I was wary of password managers for a long time but having come round to Lastpass I see the value. The main danger with passwords is that using a single one, or variants on a single one, means that every site you’ve signed up for can potentially expose your passwords for everything — if some crappy site you signed up for once has a data breach and your password is leaked, now everything is at risk. Lastpass gives you a random string of numbers and letters for each site and makes them easy to access via phone apps and browser plugins. Lastpass stores your passwords in a format that only you can decrypt, so the risks of a breach there are extremely small, far less than irresponsible sites that keep passwords in plain text format. This is quite a good list of other things you may wish to do to protect yourself (I do 2 factor authentication wherever I can).

Electronics

Panasonic RP-HJE125E-K Ergo Fit In-Ear Headphone — £7

I forewarn you that I’m severely deaf in one ear so my earbud recommendations may be insufficient for ‘audiophiles’, but I listen to music constantly and have tried at least twenty different kinds of earbud, and find these by far the best. The sound is decent, but the real selling points for me are the price (under £7), the comfort, and the fact that once they’re in your ears they stay there. Earbuds are semi-disposable, if you lose them as often as I do, so it’s very important that they’re cheap enough that you can buy a new pair without much annoyance when you lose them. What put me off The Wirecutter for good was their recommendation of a pair of Monoprice headphones that, however good they sounded, were extremely uncomfortable and constantly fell out of my ears. These don’t do that for me — but I should note that my friend finds them very uncomfortable, though he likes the sound, so buyer beware.

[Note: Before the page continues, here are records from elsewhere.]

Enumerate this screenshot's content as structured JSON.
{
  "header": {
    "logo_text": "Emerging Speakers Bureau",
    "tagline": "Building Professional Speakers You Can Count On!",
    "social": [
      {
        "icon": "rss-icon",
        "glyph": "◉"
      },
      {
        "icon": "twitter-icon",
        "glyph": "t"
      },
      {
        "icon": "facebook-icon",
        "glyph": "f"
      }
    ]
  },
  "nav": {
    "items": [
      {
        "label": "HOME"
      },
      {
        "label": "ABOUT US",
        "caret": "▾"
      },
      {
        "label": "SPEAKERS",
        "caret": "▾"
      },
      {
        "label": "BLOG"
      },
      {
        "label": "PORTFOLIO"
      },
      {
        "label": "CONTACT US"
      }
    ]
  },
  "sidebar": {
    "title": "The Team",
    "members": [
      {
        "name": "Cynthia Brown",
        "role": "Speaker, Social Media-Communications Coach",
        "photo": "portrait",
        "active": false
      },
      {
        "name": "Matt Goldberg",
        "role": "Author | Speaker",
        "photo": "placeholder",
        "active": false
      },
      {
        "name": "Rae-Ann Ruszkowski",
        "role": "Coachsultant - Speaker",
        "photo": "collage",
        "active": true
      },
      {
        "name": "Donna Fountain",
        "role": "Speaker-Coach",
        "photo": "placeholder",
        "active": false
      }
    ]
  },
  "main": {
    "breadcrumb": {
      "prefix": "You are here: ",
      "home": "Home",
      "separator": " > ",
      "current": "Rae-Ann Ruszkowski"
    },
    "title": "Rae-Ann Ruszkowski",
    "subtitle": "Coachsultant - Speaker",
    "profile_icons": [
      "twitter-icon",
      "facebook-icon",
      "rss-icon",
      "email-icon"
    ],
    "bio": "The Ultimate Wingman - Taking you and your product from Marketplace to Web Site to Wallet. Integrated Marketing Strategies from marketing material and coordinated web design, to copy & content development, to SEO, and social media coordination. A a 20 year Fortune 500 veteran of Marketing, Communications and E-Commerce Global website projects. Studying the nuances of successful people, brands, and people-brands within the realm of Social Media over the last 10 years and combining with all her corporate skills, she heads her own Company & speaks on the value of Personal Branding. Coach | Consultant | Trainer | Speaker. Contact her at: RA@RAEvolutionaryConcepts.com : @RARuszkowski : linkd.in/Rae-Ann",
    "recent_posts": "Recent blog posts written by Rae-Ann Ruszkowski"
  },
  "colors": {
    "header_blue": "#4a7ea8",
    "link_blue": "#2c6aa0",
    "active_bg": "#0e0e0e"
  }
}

Anker SoundCore Portable Bluetooth 4.0 Stereo Speaker — £30

It’s a little uninspiring to recommend the Amazon best selling product in its category, I know, but this really is an amazing piece of kit. The sound is loud and handles bass well, the speaker feels very sturdy, but best of all the battery seems impossible to run down. I bought one in April this year after losing my old one, listen to it every day in the shower and many evenings in the kitchen, and I still haven’t had to recharge it yet. £30 well spent!

There’s a more expensive version of this that supposedly has better bass. I can’t vouch for it being worth the extra £10.

Popsockets (buy off-brand, there are loads) — £3

This glues onto the back of your mobile phone or phone case and pops out to act as a little handle for when you’re using your phone one-handed. It sounds stupid and most people hate the little bump the popsocket makes when it’s not in use… until they try one for themselves. I don’t ever worry about dropping my phone while using it with one hand anymore, and it’s all thanks to this. What a smart little invention.

TeckNet Classic Wireless Mouse — £6

Not much to say about this other than it’s a comfortable, portable bluetooth mouse for £6. It’s the equal of Logitech mice that sell for forty pounds or so, and generally just works when you plug it in without needing extra software. The side buttons (which you might use to go forward or backwards on a web browser, for example) don’t work on macOS, unfortunately.